Desde mi infancia me atrajeron esas casas grandes, antiguas, con sótanos y altillos. Recorría una y mil veces sus pasillos llenos de escondrijos y tesoros a descubrir. Escaleras que no llegaban a ningún lado y otras a lugares pequeños, oscuros, que paralizaban mi corazón. Pero que no me hacia detenerme sino escudriñar en sus rincones buscando, solo por el hecho de buscar y encontrar algo que de repente me maravillara y valiera la pena toda esa zozobra del principio.

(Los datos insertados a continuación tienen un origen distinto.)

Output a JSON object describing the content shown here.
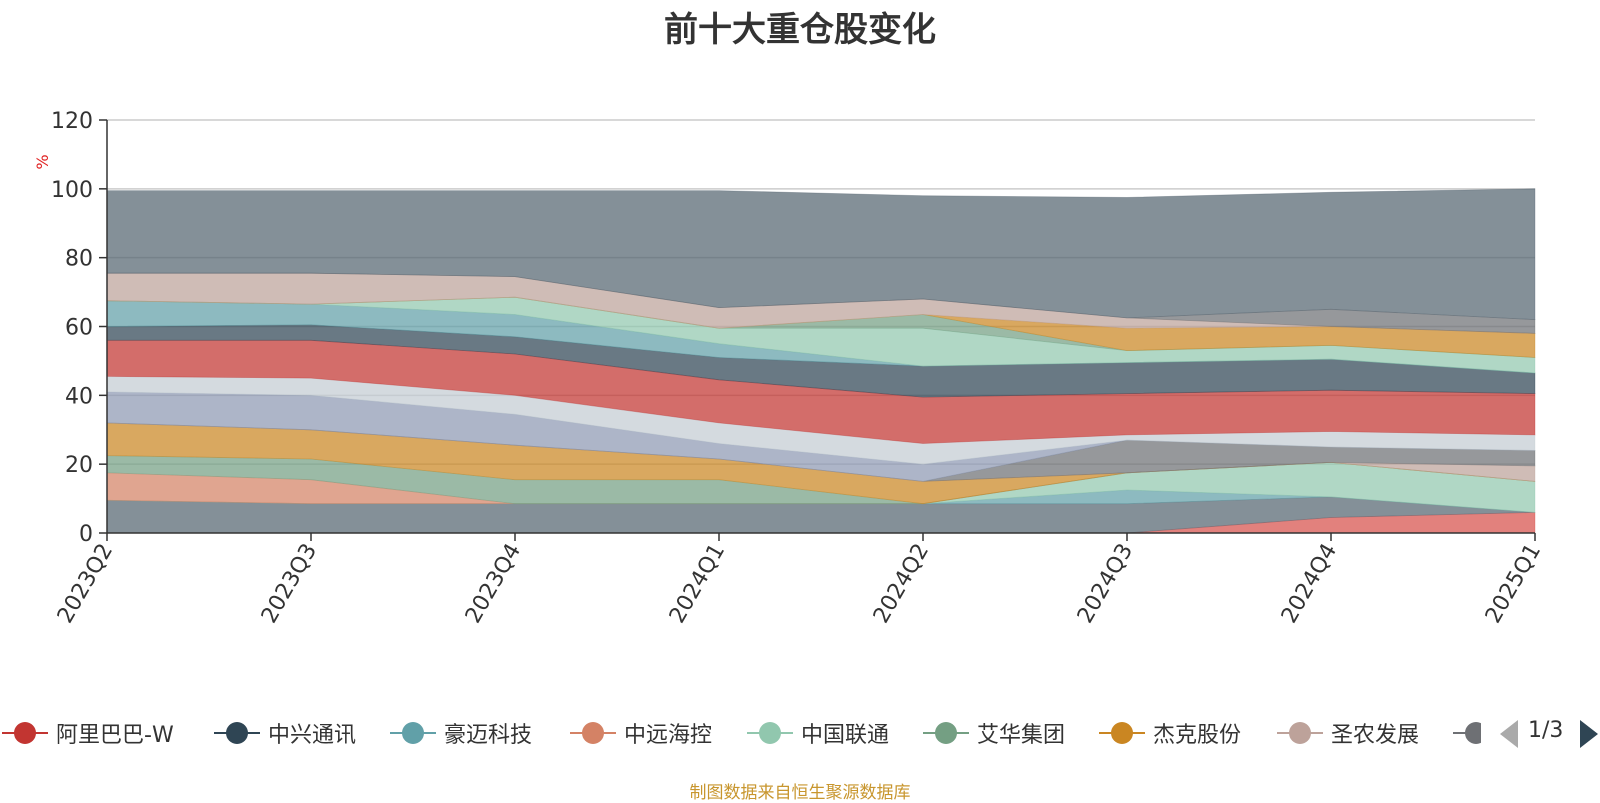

Fueron interminables los recorridos, esos altillos llenos de telarañas, polvo, apenas luz que entraba por ventanas casi destartaladas. Sótanos que me llevaban a sentir la ansiedad de seguir y la paralización de lo no esperado, de lo tenebroso, de lo escondido en algún rincón, o detrás de una caja, armario, espejo.
Fueron días maravillosos, y tenebrosos. Pero vividos con intensidad e ingenuidad.
Por momentos no sabía como salir, donde encontrar el camino que me llevara fuera de esos recovecos, escaleras y pasillos interminables.
Pero salí.
Y aquí estoy desde fuera mirando nuevamente la casa, con todos sus misterios recorridos y ya encontrados.